Madison to E. Pendleton in 1792: “If Congress can do whatever in their discretion can be done by money, and will promote the general welfare, the Government is no longer a limited one possessing enumerated powers, but an indefinite one subject to particular exceptions.”

Madison in his Report of 1800: “Money cannot be applied to the General Welfare, otherwise than by an application of it to some particular measure conducive to the General Welfare. Whenever, therefore, money has been raised by the general Authority, and is to be applied to a particular measure, a question arises whether the particular measure be within the enumerated authorities vested in Congress. If it be, the money requisite for it may be applied to it; if it be not, no such application can be made.”

When read with the correct interpretation of the metes and bounds of this clause, one realizes that it is in proper application a further limit on the power of Congress. In light of the General Welfare Clause, Congress can spend money only on enumerated ends.

The Road Ahead

As the foregoing demonstrates so clearly, saving our Republic from ruin will be a Herculean task. It will take sincere and steadfast attention to each and every bill proposed in Congress. We must not give quarter to the compromisers and the capitulators. We must not abide the sunshine patriot and the excuses of those willing to lay their integrity at the feet of influence.
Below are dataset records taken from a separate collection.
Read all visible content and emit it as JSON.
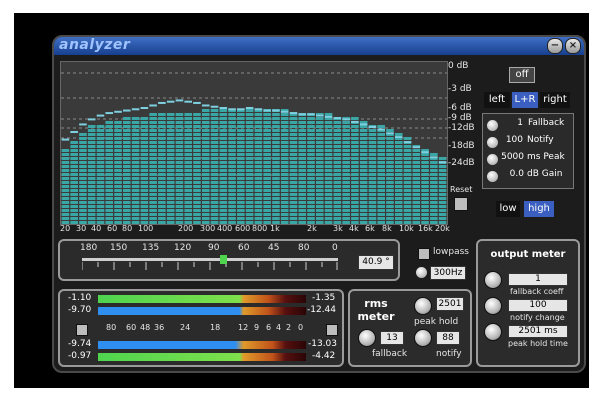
{
  "window": {
    "title": "analyzer",
    "minimize_icon": "minus-icon",
    "close_icon": "close-icon"
  },
  "spectrum": {
    "db_scale": [
      "0 dB",
      "-3 dB",
      "-6 dB",
      "-9 dB",
      "-12dB",
      "-18dB",
      "-24dB"
    ],
    "freq_scale": [
      "20",
      "30",
      "40",
      "60",
      "80",
      "100",
      "200",
      "300",
      "400",
      "600",
      "800",
      "1k",
      "2k",
      "3k",
      "4k",
      "6k",
      "8k",
      "10k",
      "16k",
      "20k"
    ],
    "reset_label": "Reset"
  },
  "controls": {
    "off_label": "off",
    "channels": [
      "left",
      "L+R",
      "right"
    ],
    "selected_channel": "L+R",
    "settings": [
      {
        "value": "1",
        "label": "Fallback"
      },
      {
        "value": "100",
        "label": "Notify"
      },
      {
        "value": "5000",
        "label": "ms Peak"
      },
      {
        "value": "0.0",
        "label": "dB Gain"
      }
    ],
    "resolution": [
      "low",
      "high"
    ],
    "selected_resolution": "high"
  },
  "correlation": {
    "scale": [
      "180",
      "150",
      "135",
      "120",
      "90",
      "60",
      "45",
      "80",
      "0"
    ],
    "value": "40.9 °",
    "level": 0.55,
    "lowpass_label": "lowpass",
    "lowpass_freq": "300Hz"
  },
  "levels": {
    "left_rms": "-1.10",
    "left_peak": "-9.70",
    "right_rms": "-1.35",
    "right_peak": "-12.44",
    "scale": [
      "80",
      "60",
      "48",
      "36",
      "24",
      "18",
      "12",
      "9",
      "6",
      "4",
      "2",
      "0"
    ],
    "left2_rms": "-9.74",
    "left2_peak": "-0.97",
    "right2_rms": "-13.03",
    "right2_peak": "-4.42"
  },
  "rms_meter": {
    "title": "rms meter",
    "peak_hold_value": "2501",
    "peak_hold_label": "peak hold",
    "fallback_value": "13",
    "fallback_label": "fallback",
    "notify_value": "88",
    "notify_label": "notify"
  },
  "output_meter": {
    "title": "output meter",
    "fallback_value": "1",
    "fallback_label": "fallback coeff",
    "notify_value": "100",
    "notify_label": "notify change",
    "peak_value": "2501 ms",
    "peak_label": "peak hold time"
  },
  "colors": {
    "bar": "#3aa6a6",
    "peak": "#7ed0e0",
    "accent": "#3b5fc0",
    "green": "#4fd44f",
    "blue": "#2f8ff0"
  },
  "spectrum_levels": [
    0.6,
    0.66,
    0.72,
    0.76,
    0.79,
    0.81,
    0.82,
    0.83,
    0.84,
    0.85,
    0.86,
    0.86,
    0.87,
    0.87,
    0.88,
    0.88,
    0.89,
    0.89,
    0.9,
    0.9,
    0.9,
    0.91,
    0.91,
    0.9,
    0.9,
    0.89,
    0.88,
    0.88,
    0.87,
    0.86,
    0.86,
    0.85,
    0.84,
    0.83,
    0.81,
    0.79,
    0.77,
    0.74,
    0.71,
    0.67,
    0.63,
    0.59,
    0.55,
    0.51
  ],
  "spectrum_peaks": [
    0.66,
    0.72,
    0.78,
    0.82,
    0.85,
    0.87,
    0.88,
    0.89,
    0.9,
    0.91,
    0.93,
    0.95,
    0.96,
    0.97,
    0.96,
    0.95,
    0.93,
    0.92,
    0.91,
    0.9,
    0.9,
    0.91,
    0.9,
    0.89,
    0.89,
    0.88,
    0.87,
    0.86,
    0.86,
    0.85,
    0.84,
    0.83,
    0.82,
    0.8,
    0.78,
    0.76,
    0.74,
    0.71,
    0.68,
    0.64,
    0.6,
    0.56,
    0.52,
    0.48
  ]
}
The reformation advocated for the American people wearied from the biennial cycle of promises of constitutional fidelity followed within three months by the discovery of many of those in whom we placed our trust in the cozy and familiar arms of the mistress of money and power, will cost us greatly. We cannot expect to redeem our noble Republic unless we are willing, as were our faithful forebears, to pledge “our lives, our fortunes, and our sacred honor” to the cause.
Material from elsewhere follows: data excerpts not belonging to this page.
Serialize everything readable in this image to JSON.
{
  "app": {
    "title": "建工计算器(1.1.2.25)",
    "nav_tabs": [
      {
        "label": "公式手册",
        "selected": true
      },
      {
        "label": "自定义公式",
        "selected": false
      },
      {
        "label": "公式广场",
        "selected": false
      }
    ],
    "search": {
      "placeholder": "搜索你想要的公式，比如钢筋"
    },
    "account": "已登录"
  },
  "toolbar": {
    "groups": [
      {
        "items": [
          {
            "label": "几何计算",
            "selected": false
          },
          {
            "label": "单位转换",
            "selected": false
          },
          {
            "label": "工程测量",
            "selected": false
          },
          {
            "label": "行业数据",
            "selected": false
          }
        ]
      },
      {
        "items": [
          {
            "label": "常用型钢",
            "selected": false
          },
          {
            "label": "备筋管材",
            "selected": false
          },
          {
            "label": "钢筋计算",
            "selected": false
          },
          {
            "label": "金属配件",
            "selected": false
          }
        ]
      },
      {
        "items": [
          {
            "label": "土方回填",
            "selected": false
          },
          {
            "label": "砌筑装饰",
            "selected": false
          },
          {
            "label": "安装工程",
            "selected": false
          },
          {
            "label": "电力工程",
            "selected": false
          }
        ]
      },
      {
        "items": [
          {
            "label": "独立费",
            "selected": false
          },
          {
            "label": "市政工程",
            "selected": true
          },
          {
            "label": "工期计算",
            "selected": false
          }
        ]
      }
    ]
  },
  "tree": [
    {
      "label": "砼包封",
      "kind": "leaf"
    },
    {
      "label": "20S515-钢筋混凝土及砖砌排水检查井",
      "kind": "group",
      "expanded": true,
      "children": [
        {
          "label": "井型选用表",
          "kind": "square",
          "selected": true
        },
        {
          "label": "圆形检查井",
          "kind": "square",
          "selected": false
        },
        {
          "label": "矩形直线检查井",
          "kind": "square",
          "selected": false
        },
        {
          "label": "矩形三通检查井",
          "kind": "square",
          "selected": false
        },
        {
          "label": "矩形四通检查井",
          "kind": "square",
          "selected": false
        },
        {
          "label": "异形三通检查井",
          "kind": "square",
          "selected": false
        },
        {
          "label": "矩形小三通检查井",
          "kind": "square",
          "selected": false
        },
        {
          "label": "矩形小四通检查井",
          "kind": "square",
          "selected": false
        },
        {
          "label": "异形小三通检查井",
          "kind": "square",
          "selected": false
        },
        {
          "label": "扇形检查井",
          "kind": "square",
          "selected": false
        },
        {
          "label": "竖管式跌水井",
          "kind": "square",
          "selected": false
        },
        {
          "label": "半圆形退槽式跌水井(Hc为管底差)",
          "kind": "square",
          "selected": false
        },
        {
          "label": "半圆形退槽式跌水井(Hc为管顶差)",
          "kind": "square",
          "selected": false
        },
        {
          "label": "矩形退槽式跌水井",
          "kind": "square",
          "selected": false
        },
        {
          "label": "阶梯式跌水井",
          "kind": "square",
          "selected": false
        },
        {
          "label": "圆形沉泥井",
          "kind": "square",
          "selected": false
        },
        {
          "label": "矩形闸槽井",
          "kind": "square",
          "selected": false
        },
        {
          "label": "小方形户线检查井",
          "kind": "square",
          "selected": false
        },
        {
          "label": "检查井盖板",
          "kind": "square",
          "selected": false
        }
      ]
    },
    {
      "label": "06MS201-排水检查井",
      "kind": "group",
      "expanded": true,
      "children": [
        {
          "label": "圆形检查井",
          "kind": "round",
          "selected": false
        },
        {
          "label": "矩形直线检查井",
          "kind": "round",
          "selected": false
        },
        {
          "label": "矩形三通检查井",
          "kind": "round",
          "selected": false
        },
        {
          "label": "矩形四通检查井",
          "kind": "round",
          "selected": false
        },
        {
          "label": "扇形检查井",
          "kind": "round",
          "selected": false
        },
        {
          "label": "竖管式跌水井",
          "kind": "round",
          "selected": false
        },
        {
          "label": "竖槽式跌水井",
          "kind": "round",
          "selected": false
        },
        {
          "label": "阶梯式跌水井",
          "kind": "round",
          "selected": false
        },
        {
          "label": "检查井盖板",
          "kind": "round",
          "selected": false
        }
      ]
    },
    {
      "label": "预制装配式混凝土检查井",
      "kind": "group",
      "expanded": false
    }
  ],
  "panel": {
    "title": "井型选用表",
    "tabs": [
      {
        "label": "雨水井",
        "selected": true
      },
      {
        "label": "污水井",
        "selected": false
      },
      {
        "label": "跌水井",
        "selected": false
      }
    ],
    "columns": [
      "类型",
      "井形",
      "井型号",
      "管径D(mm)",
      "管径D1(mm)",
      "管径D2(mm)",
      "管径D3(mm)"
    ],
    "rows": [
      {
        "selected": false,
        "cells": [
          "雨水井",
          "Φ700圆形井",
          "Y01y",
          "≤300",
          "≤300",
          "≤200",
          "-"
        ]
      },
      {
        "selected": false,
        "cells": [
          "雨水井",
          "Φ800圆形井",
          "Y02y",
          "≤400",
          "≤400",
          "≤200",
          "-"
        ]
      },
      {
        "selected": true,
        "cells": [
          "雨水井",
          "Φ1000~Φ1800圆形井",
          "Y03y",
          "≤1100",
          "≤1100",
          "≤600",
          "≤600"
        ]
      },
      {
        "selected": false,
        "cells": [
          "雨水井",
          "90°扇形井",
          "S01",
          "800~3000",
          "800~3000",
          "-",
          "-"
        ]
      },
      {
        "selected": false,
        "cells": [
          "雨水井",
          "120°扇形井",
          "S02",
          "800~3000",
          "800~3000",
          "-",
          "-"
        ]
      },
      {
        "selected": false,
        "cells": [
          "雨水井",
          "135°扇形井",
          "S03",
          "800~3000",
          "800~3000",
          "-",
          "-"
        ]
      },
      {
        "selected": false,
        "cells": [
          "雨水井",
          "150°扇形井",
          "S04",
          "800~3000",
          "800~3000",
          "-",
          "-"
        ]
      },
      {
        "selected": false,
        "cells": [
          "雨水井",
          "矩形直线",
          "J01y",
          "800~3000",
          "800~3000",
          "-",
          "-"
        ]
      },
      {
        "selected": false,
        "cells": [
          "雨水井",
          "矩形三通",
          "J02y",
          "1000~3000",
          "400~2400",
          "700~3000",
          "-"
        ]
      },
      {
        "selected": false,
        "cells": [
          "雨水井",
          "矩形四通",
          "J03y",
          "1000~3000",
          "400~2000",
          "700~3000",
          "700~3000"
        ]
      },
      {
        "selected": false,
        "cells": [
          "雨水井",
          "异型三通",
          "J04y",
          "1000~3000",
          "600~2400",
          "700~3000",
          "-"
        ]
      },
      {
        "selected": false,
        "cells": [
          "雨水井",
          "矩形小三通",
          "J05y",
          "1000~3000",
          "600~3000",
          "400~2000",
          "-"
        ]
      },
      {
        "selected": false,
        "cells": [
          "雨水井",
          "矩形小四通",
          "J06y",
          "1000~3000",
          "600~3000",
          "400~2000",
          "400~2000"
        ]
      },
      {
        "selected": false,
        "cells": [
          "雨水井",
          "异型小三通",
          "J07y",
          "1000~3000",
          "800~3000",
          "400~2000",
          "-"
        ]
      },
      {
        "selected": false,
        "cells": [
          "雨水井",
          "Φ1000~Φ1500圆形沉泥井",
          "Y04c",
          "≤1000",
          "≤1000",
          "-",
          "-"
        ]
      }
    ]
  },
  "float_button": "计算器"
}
If we are honest with ourselves, using the lamp of history as our guide, we know that many of these lawmakers will betray us. They will contract Potomac Fever, which typically robs the afflicted of their memory, particularly the recollection of affirmations of affinity to restoring constitutional limitations on power. What, then, is the proper remedy for this malady?

A vital distinction must be made by Americans between elected officials who improperly exercise constitutionally delegated powers and those office holders who usurp powers not within the narrow scope of the limited powers granted by the Constitution.

In the former situation, the offender(s) may and should be removed from office at the next election. In the latter example, however, the states as signatories to the Constitution (on the fourth page of the Constitution, the delegates’ endorsements are divided according to the states they represented) must exercise the “rightful remedy” of nullification: nullifying the unconstitutional measure.

As Madison said in the Virginia Resolution, “The states have the right, and are duty bound, to interpose for arresting the progress of the evil, and for maintaining within their respective limits, the authorities, rights, liberties appertaining to them.”

So, what happened to that old scoundrel Procrustes? After years of successfully tricking the trusting traveler, Procrustes offered a bed to one guest too many.

Theseus, a hero famous for meting out poetic justice to the rogues of the ancient world, treated Procrustes to a bit of his own brand of hospitality. He made the deceiving innkeeper lie in his own bed and forced him to fit or face the music.

Likewise, regardless of their enticing and convincing promises of hospitality to the Constitution, we constitutionalists must play the role of modern-day Theseuses to the Procrustes in Congress. We must demand that they confine themselves and their proposals to the four corners of the Constitution, and not the other way around. We must hold them to their commitments, and if they are found to have broken their word, then we must exercise one of our available options and defend our Constitution, lest too many such cycles pass and the true form of the Constitution is left unrecognizable through the stretching of clauses and the lopping off of limits.